Carpenter and the HELM team trade goals, and then Holden lofts a beautiful, arcing shot from 15 yards out that’s definitely on its way in for goal number 6; Donovan puts a toe on it, a la Brek Shea in the Gold Cup ’13 final, to leave no doubt. A minute later, Sumera tries his luck with a full-field rainbow, which is the last of anything that the challengers try. Perez noted after the game, “We were winded after two minutes,” and the game, of course, is going a full ten, as they’re getting what they literally paid for.
Holden chips in a shot for good measure during the final 10-second countdown, and the legends win 7–3 (or 7–4, if you believe the scoreboard). As it turns out, this is also Holden’s 30th birthday, so the PA announcer lets the crowd know, a cake is produced, and Holden is suddenly serenaded by 5,000-plus fans, with Donovan playing conductor to the crowd.
After the game and some memorabilia signing — including the HELM team’s sweaty game-worn T-shirts — the software engineers are buzzing from the experience, calling it “once in a lifetime,” marveling about how fast their opponents thought and moved, and talking about playing together again. Sumera, who is actually rehabbing a knee injury from several months back, assesses that it was worth the cost and the ancillary emotional effects of an auction going into four figures.
The HELM guys are also clearly happy. It’s the first time the three of them have played together in front of fans since August 10, 2009 — the U.S.-Mexico World Cup qualifier in Mexico City, in which the U.S. jumped to quick 1–0 lead on Charlie Davies’ 9th minute goal (assisted by Donovan) and momentarily stunned the formerly-unstunnable-by-Americans Azteca crowd before eventually succumbing 2–1.
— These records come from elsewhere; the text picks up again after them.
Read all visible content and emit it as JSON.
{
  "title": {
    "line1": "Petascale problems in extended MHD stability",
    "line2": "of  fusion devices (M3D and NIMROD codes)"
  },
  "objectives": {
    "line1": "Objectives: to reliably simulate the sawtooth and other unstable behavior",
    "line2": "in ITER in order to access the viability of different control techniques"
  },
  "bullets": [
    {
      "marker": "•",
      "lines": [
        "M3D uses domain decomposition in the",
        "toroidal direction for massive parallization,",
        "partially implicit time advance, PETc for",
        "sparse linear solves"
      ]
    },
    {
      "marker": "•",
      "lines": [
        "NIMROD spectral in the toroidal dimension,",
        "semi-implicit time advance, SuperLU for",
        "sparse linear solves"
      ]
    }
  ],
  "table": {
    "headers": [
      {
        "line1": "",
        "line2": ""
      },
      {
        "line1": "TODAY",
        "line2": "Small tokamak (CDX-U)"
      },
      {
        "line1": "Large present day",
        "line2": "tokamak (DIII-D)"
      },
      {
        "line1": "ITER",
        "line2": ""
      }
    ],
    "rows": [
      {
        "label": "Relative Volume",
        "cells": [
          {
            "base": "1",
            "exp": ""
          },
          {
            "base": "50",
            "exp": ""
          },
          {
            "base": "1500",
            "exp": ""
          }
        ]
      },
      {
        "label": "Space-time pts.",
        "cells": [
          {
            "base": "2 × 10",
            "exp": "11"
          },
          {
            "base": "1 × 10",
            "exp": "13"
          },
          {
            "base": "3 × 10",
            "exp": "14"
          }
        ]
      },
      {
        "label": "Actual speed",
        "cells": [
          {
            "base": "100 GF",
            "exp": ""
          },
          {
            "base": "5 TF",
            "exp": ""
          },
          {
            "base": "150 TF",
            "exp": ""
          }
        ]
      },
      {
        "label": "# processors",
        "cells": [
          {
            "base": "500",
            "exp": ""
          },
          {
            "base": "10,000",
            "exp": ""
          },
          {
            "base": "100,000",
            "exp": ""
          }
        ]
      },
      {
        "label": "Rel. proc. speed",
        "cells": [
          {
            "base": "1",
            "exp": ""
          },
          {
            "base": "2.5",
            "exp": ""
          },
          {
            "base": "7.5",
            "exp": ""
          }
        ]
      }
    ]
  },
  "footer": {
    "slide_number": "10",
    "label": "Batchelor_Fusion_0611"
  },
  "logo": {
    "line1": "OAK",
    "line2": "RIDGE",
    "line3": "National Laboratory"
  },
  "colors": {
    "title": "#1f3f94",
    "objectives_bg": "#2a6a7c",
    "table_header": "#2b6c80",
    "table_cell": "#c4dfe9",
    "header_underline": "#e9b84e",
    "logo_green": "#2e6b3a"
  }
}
“It’s always nice to have a bit of a laugh and compete for a good cause,” said Holden magnanimously, adding, “The crowd was really into it; I felt like they were even against us,” though, of course, not as against them as the last time they were together on a field.
Really, though, the sentiment from the masses was that the crowd was for Sumera and Co., and the everyman they represented. Having combined the wherewithal to bid on the chance, the courage to do it in front of so many others, and the sweat and effort to keep the outcome respectable, the trio had earned the adoration of the crowd. It was no small consolation.